Northwoods ice-fishing icon Brian "Bro" Brosdahl also flirts with the bluegill night life, which he links to major insect hatches. "A huge mass of insects coming up in the water column gets 'gills running and gunning, picking off midnight snacks," he says. "This is a great time to catch the biggest bluegills in the lake." Like Bohlund, he favors animation once darkness falls, though he may anchor a crappie minnow on a dead line close by, to hold fish in the area. Go-to baits include a Northland Gill Getter or Bro Bug tipped with waxworms or a Bloodworm tail.

Other Brosdahl forage maxims include targeting insect-rich, ultra-shallow weeds early in the season. "Where there's food and cover, there are bluegills," he says. In the jungle, bulky baits get the nod. Think bug-style heads dressed with a plastic body. Conversely, when weed die-offs shutter the shallow buffet, Brosdahl rides herd as the bull migration moseys out to the muddy edge at the base of a break. Here, he ties on smaller but fast-falling jigheads that mimic bloodworms and zooplankton.

Good Vibrations

No look at the bluegill diet connection is complete without a word from the father of modern ice fishing, Dave Genz. Co-author of Ice Fishing Secrets, (along with In-­Fisherman founder Al Lindner, and Editor In Chief Doug Stange), Genz has enlightened legions of followers on the importance of striking the right location, depth, and lure color. But he also believes, now more than ever, that moving the bait in manners similar to those of the forage — or in a way that attracts curious panfish — is key to consistent success.

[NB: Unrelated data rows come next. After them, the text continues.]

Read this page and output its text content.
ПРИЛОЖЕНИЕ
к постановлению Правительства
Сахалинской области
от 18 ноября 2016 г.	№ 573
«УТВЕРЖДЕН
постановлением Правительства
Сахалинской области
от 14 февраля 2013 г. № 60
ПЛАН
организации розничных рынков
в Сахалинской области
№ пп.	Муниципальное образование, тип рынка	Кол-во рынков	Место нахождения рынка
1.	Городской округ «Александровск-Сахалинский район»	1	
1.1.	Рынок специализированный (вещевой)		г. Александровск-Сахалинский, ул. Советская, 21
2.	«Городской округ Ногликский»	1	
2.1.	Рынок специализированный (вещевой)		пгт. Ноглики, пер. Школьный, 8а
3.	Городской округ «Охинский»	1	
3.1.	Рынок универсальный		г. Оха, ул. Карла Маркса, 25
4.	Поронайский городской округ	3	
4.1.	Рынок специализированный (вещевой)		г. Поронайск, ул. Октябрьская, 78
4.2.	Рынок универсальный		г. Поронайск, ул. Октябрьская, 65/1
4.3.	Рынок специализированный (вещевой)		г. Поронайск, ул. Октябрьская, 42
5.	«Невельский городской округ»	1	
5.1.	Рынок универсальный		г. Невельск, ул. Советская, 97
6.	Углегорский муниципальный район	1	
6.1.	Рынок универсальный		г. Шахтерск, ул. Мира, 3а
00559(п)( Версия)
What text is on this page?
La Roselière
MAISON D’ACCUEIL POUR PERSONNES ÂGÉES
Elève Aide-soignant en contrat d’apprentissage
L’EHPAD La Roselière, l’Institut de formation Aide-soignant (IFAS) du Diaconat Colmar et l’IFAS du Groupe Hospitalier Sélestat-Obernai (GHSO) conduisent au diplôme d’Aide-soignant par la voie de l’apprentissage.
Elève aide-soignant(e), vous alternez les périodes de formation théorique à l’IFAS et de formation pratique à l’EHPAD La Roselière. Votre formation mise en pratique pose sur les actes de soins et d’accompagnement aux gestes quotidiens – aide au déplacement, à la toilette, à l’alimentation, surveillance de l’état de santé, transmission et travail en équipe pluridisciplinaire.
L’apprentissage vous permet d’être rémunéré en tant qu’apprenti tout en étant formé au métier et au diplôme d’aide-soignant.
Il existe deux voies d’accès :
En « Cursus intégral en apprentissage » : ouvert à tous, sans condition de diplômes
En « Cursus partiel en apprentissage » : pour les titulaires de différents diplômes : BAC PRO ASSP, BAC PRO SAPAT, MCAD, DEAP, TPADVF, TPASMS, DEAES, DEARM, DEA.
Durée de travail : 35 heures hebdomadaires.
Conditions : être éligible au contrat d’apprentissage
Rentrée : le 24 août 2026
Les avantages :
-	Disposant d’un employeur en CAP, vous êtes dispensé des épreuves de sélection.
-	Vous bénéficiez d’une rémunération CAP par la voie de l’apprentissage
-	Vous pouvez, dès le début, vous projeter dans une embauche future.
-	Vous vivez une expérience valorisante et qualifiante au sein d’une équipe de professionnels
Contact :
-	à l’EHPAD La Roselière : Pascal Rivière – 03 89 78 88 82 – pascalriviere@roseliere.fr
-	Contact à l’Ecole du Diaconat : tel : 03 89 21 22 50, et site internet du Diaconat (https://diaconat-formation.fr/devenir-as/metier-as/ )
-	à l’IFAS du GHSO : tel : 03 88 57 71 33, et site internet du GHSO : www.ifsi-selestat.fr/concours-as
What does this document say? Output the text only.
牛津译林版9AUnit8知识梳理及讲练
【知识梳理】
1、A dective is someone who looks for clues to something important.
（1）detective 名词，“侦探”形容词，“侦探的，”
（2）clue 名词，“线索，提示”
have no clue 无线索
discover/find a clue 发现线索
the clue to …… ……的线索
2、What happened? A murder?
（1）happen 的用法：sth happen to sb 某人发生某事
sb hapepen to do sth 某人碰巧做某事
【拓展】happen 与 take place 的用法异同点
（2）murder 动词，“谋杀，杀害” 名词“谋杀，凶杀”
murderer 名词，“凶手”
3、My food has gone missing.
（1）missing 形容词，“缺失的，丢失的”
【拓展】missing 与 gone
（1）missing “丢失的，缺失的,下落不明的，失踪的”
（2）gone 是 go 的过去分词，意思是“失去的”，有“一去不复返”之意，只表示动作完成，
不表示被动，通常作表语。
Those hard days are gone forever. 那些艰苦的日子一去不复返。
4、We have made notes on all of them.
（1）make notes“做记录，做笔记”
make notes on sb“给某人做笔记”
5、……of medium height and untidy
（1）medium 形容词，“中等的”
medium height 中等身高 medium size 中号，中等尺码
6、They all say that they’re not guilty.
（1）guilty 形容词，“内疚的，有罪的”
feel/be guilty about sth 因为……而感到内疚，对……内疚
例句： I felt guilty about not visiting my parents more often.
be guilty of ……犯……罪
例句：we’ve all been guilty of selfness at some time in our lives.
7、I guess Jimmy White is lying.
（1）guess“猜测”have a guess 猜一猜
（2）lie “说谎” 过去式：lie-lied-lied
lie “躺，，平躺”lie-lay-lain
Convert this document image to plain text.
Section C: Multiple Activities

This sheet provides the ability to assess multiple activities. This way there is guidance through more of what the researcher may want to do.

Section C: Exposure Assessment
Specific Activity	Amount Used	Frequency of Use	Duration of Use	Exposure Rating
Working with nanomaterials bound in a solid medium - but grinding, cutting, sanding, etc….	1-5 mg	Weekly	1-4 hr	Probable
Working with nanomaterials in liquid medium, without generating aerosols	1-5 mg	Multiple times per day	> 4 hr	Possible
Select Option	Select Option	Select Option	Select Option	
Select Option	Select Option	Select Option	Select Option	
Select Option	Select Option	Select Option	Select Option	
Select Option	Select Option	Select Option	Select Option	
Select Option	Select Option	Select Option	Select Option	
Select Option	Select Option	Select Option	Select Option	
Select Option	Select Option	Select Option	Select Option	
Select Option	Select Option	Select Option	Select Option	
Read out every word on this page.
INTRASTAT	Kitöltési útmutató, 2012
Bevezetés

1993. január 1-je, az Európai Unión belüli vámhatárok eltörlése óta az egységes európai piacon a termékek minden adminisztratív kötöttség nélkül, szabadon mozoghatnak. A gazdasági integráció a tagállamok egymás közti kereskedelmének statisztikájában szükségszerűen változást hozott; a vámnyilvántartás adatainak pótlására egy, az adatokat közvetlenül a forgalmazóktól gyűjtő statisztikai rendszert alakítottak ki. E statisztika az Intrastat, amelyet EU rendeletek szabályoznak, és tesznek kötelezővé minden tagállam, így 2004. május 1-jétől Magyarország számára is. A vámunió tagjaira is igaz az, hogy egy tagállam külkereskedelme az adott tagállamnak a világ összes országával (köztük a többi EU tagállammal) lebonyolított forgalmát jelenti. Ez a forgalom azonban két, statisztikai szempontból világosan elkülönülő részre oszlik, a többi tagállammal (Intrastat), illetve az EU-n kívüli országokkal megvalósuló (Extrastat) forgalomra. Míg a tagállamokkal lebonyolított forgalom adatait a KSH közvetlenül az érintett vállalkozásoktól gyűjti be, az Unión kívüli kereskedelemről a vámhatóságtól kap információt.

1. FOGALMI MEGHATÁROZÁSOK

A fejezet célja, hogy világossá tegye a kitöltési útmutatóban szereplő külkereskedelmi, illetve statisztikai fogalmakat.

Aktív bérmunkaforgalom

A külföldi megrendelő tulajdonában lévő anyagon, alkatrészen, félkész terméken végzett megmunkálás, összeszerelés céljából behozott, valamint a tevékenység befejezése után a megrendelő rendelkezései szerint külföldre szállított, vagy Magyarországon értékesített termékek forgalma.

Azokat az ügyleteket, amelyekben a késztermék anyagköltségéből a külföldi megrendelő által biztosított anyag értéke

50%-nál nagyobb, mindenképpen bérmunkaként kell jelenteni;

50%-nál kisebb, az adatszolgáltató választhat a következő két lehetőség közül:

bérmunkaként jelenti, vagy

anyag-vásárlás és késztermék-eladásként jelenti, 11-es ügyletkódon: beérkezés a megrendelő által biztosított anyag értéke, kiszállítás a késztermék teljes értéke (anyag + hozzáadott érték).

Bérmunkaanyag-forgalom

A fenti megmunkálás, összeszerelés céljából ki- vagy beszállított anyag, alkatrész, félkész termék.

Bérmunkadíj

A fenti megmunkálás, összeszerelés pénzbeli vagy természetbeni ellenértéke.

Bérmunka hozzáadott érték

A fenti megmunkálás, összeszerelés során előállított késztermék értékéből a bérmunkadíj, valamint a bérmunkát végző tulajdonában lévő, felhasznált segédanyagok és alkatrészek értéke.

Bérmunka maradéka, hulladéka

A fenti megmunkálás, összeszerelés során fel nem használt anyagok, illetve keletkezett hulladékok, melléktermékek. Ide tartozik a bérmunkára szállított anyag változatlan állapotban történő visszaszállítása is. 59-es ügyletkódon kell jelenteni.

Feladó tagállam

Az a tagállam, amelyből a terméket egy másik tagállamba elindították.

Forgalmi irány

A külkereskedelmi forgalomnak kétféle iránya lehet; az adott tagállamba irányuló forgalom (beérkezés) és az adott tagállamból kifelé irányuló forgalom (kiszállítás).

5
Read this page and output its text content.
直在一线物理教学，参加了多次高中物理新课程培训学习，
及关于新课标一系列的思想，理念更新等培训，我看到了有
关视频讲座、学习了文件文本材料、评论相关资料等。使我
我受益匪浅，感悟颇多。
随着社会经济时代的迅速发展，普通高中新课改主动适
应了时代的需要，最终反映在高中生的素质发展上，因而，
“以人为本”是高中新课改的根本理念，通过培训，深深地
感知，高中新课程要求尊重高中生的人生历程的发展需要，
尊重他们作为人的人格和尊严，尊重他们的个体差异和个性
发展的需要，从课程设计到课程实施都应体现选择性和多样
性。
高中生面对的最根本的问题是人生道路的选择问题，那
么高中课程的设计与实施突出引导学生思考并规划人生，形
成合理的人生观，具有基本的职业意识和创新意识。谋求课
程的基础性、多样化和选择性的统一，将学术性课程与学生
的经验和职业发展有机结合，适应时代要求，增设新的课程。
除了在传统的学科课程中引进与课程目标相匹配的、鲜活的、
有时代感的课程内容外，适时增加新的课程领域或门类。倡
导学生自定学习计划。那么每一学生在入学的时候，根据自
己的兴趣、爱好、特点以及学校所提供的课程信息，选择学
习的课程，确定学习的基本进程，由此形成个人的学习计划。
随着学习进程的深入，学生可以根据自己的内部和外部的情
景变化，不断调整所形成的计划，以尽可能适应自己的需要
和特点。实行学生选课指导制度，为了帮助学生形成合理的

"People are too hung up on lure color," he says. "It's important, but matching the hatch doesn't have as much to do with catching fish as the lure's speed, or of its cadence — which is a repetition of the same movement. Years ago, when I started fishing the shallow, clear waters of Iowa's West Lake Okoboji, I was amazed at how local anglers could sit in one spot and fill their buckets while I couldn't, no matter how many holes I drilled. Other visiting anglers got frustrated and never came back. But I stayed, and kept trying. And eventually I discovered that the secret was drawing the fish in to the bait with a rhythmic repetition of motions."

Jon Thelen works the minnow connection to big bluegills.

Years later, he believes even more strongly that a bait's speed and cadence has to "feel right" to a big bluegill's lateral line, especially in tough situations. The theory is backed by biology. Michigan State zoology professor Dr. Gary Mittelbach, also an avid fisherman, says when bluegills adapt to whatever's on their home water's menu — be it zooplankton, shrimp, or minnows — they form a search image for that prey. Such an image no doubt consists of all the sensory cues available, including those that stimulate the lateral line system.

Genz encourages us to think hard about the motions we give our baits. "A hard pound is like the tight wobble of a lipless rattlebait in open water, while the bobbing of a spring bobber is similar to the wide wobble of a minnowbait," he explains, warning that ever-changing environmental conditions and the mood of the fish mean that there's no single, killer cadence that works on every occasion. "Don't fish the same way all the time," he says. "Change it up and experiment until you find the right movements for the conditions at hand." It's just one more great tip for ringing the dinner bell for bluegills all winter long.

*Dan Johnson of Harris, Minnesota, is a frequent contributor to In-Fisherman publications and director of the Cabela's Masters Walleye Circuit, masterswalleyecircuit.com.